For this reason, we’ve developed a seven step risk segmentation process that helps companies get a handle on their global exposure to corruption risk and start the process of managing it. Perhaps not surprisingly, the list begins and ends with thorough analysis of third-party relationships because this is the most common weak link in the compliance chain. The seven points of analysis are:
1. Country Risk: Third parties from countries with less mature corporate governance laws/regulations are more likely to create a compliance breach for a multinational firm. It is critical to segment vendors, suppliers and marketing partners on a continuum of high-to-low risk based on their country of origin.
2. Industry Risk: Some industries are riskier than others. Each vendor industry/product may itself pose risks to a multinational firm which are unrelated to location, but highly correlated to specific lines of business. It is therefore necessary to segment third parties based on whether or not they are operating in high risk industries.
3. Consolidated Spend Exposure: Follow the money. A multinational firm should focus its highest level of scrutiny on vendors that make up the largest portions of its annual spend. This includes smaller vendors who may not show up as large line items on the corporate budget, but account for 80% or more of a specific business unit spend.
4. Compliance Commitment: Size matters. Commercial partners who are themselves large, public companies will be more highly regulated and may have equally sophisticated third party compliance processes. But compliance commitment is critical for all companies and starts with a formal compliance function, a code of conduct and tools for measuring how partners comply.

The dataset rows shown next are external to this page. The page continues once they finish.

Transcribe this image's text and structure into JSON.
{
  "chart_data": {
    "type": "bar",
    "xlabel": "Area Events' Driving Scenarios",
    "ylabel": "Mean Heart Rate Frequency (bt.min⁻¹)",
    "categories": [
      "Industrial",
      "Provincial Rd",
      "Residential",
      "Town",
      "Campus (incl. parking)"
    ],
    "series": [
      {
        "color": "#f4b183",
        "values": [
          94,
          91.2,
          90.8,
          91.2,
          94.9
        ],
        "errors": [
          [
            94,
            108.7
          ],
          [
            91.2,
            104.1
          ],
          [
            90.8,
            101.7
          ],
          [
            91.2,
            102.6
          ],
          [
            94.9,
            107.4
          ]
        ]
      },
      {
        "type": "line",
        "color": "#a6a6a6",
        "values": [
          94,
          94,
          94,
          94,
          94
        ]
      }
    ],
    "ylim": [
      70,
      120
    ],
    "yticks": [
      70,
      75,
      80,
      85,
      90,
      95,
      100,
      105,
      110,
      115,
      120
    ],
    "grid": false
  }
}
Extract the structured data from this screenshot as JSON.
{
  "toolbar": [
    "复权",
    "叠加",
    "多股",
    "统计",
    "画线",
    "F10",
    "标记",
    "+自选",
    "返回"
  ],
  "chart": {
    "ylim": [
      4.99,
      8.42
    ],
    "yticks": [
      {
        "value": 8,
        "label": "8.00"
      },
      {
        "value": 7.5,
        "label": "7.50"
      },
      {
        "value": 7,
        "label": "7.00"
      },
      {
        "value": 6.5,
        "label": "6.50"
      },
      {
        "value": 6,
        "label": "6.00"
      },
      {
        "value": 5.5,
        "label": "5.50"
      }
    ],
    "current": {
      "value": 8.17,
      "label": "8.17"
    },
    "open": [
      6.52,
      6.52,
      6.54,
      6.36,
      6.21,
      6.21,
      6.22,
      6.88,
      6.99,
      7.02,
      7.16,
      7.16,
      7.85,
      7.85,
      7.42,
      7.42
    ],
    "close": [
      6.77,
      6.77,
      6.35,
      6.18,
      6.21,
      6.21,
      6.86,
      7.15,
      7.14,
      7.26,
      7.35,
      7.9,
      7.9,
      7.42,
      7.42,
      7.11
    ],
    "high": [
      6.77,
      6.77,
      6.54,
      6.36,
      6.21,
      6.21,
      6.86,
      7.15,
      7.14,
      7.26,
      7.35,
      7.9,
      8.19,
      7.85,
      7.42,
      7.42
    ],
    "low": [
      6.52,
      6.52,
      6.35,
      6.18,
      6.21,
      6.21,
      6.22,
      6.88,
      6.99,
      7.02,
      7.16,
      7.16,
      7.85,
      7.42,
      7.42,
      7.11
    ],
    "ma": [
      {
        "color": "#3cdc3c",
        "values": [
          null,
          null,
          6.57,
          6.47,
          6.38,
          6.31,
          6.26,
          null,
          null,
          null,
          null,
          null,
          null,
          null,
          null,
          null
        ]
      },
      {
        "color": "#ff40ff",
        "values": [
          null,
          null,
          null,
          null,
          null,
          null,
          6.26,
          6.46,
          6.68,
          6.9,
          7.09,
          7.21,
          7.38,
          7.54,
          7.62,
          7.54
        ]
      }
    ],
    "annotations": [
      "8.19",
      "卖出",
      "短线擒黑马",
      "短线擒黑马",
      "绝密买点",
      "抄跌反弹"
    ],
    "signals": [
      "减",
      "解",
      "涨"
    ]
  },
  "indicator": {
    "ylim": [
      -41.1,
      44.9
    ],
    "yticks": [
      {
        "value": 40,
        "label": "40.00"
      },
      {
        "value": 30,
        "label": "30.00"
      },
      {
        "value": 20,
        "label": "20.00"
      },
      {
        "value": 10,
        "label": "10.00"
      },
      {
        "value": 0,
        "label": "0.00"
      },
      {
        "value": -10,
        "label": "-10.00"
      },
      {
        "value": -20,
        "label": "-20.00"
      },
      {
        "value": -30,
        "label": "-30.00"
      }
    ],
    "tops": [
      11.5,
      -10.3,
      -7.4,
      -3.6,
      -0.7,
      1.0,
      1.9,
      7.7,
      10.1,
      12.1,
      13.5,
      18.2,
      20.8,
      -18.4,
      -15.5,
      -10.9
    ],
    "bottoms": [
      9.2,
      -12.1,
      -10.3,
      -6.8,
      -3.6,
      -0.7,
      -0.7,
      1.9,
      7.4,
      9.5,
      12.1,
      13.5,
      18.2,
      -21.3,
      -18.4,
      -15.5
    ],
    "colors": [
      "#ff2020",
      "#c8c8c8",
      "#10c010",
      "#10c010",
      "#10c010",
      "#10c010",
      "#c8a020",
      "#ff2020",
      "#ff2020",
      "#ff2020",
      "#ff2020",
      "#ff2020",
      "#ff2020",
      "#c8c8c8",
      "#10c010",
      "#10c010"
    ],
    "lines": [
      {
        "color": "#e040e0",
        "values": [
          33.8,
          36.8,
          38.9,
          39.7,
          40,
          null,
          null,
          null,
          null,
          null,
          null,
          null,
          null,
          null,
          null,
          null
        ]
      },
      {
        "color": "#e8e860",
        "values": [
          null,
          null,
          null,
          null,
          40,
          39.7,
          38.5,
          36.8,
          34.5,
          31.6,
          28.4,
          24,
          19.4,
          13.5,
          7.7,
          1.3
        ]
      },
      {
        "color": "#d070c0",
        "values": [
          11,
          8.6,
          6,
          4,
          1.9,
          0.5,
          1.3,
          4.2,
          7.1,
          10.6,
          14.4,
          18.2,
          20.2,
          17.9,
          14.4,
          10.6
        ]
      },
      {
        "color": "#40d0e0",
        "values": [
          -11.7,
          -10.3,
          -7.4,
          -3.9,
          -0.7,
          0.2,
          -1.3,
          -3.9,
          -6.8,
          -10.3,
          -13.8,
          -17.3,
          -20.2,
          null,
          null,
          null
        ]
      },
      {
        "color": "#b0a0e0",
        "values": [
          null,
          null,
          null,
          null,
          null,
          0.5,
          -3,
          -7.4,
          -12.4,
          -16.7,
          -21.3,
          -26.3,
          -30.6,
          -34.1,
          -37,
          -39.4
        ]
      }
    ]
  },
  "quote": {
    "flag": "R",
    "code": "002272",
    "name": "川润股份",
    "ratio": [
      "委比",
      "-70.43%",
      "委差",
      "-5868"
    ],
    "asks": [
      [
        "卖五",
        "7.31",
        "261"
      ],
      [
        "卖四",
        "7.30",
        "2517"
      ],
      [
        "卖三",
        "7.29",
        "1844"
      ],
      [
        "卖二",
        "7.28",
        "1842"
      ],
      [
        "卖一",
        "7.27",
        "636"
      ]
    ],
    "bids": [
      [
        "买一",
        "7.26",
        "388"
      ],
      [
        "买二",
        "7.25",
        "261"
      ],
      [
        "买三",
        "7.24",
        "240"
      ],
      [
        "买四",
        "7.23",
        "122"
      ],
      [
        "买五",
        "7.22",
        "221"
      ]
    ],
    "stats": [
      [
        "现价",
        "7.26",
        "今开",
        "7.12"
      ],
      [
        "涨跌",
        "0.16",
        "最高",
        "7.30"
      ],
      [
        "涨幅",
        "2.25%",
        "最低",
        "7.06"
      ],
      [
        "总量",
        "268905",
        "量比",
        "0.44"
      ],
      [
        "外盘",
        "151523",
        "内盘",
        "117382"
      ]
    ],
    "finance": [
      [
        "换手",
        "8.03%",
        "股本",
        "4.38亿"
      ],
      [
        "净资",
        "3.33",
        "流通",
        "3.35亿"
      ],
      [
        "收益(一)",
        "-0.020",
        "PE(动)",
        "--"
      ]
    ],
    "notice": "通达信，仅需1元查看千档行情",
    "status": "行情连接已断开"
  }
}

5. Communication of Disclosed or Discovered Exposures: It is not uncommon for third parties operating in emerging markets to have had some exposure to corruption in the past. Commercial relationships with partners who have disclosed a history of corruption but who have implemented remedial efforts and controls are lower risk than those who have issues by have not disclosed them. Identifying the problem is often half the battle.
6. Business Criticality: Certain business relationships are very difficult to replace. If disruptions in a critical partner’s operations would have significant financial impact your organization, then by virtue of their criticality, all partners in this category are high risk.
7. Dependency: Companies who are highly dependent on you as a partner have a higher financial risk, but may be more amenable to compliance controls. Dependency is a category highly dependent on other functions stated above.
By going through the process of segmenting their third party risk in this manner, companies are well on their way to creating a risk map of their global exposures and, perhaps more importantly, developing a guide to apply to future commercial relationships. The opportunities in emerging market are very real, but the risks must be weighted equally if companies are going to develop successful global strategies.